Indianapolis’ status as a life sciences capital has evolved over many years. Eli Lilly and Co., now a pharmaceutical giant, grew out of a company that initially made insulin, various medical devices, and profitable production of certain generic drugs. Its status as a global leader was permanently cemented with its discovery and sales of Prozac. The Indiana University School of Medicine, located in Indianapolis, has also gradually evolved into global leadership.  It is now the second largest medical school in the nation. Its growth has, in turn, helped to drive the evolution of Central Indiana’s status as a premier healthcare providers’ center. The complex of which the I.U. Medical School is a part of-Indiana University-Purdue University Indianapolis-includes a 30,000 student university, a nursing school, the medical school, the Indiana University hospital, the famed Riley Children’s Hospital, with yet another full-service hospital in the beginning stages of construction. These strengths in healthcare research and delivery-helped Indianapolis flourish as a healthcare finance center. WellPoint, the nation’s second largest health insurer, is based in Indianapolis.

The growth of these economic centers in Indianapolis help to tell the story of Indiana in the post-World War II period. It is very much a story with two parts. The first part is the difficult tale of the continuing erosion of the labor needs of manufacturers. Indiana has fared this transition better than most states; a higher percentage of its workforce spends its days in manufacturing than is true for any other state. However, that fact is a result of concerted leadership and economic development efforts to compensate for the effects of innovation and globalization, rather than some Brigadoonish reality in which Indiana’s manufacturers never sought to join the rest of the world’s highly productive manufacturing capabilities.

There have also been industrial changes from which a happy ending is hard to find. The steel industry in northwest Indiana, which once seemed to drive employment for practically a whole corner of the state, now employs a fraction of its former labor rolls and the surrounding region has been unable to recover. Many small towns are like mini-examples of the stasis that affects the larger steel economy in northwestern Indiana.

Yet, as Indianapolis attests, there is another, very happy story. The growth of life sciences has brought new levels of prosperity and not just to Indianapolis. Warsaw, Indiana, a small town near the far north of the state, hosts two world class medical device manufacturers, Zimmer and Biomet, that have driven regional employment growth that is a rare combination of stable and dramatic.
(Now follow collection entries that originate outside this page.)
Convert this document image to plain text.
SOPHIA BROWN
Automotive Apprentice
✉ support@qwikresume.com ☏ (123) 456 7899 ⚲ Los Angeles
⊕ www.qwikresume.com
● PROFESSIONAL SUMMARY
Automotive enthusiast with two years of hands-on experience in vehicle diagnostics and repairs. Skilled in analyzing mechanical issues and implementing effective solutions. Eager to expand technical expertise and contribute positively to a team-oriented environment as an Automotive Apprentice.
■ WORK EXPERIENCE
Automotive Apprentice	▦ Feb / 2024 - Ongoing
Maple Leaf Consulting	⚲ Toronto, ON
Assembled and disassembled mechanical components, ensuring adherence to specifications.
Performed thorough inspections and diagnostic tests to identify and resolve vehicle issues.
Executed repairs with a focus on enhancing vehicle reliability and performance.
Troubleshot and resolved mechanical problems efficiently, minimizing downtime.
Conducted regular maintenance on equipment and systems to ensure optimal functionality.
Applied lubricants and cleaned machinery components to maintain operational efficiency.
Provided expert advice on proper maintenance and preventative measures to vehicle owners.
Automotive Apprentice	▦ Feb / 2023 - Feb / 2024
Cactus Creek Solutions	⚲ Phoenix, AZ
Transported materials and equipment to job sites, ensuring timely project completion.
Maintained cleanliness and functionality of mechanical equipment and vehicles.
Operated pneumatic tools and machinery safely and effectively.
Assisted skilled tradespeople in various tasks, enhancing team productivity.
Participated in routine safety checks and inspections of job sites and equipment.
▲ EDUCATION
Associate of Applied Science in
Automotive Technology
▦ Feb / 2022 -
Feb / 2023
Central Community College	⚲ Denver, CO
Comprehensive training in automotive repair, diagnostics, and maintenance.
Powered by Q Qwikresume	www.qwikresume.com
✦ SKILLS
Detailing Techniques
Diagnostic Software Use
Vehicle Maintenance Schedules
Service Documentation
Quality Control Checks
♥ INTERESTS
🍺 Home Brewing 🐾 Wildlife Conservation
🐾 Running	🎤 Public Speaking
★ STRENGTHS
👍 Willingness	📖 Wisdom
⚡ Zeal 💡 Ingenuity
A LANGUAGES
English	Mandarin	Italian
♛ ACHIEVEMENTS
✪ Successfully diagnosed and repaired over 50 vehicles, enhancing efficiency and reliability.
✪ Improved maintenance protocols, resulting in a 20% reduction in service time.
Columbus, Indiana, after the recession of the early 1980s nearly brought it to its knees, pursues an unusual and ultimately highly successful strategy to diversify not outside of manufacturing and into services but rather within manufacturing. The result has attracted manufacturers from all over the world to the point that the small city of roughly 50,000 people sometimes feels like a mini manufacturing United Nations. It is certainly not at all recognizable as a place where the unemployment plight of 25 years ago brought attention from the national media.

In its way, Columbus’ success in attracting foreign manufacturers may be the best sign for Indiana’s future. Indiana is a manufacturing state. It has thought of itself as a manufacturing state ever since the natural gas and railroads coalesced to bring Hoosiers off their farms and into towns big and small throughout the state. Manufacturing has driven its periods of prosperity. If the rest of the state can follow Columbus or Indianapolis’ lead in attracting foreign automobile producers such as the new Honda plant in the small town of Greensburg, Indiana, then prosperity will likely follow.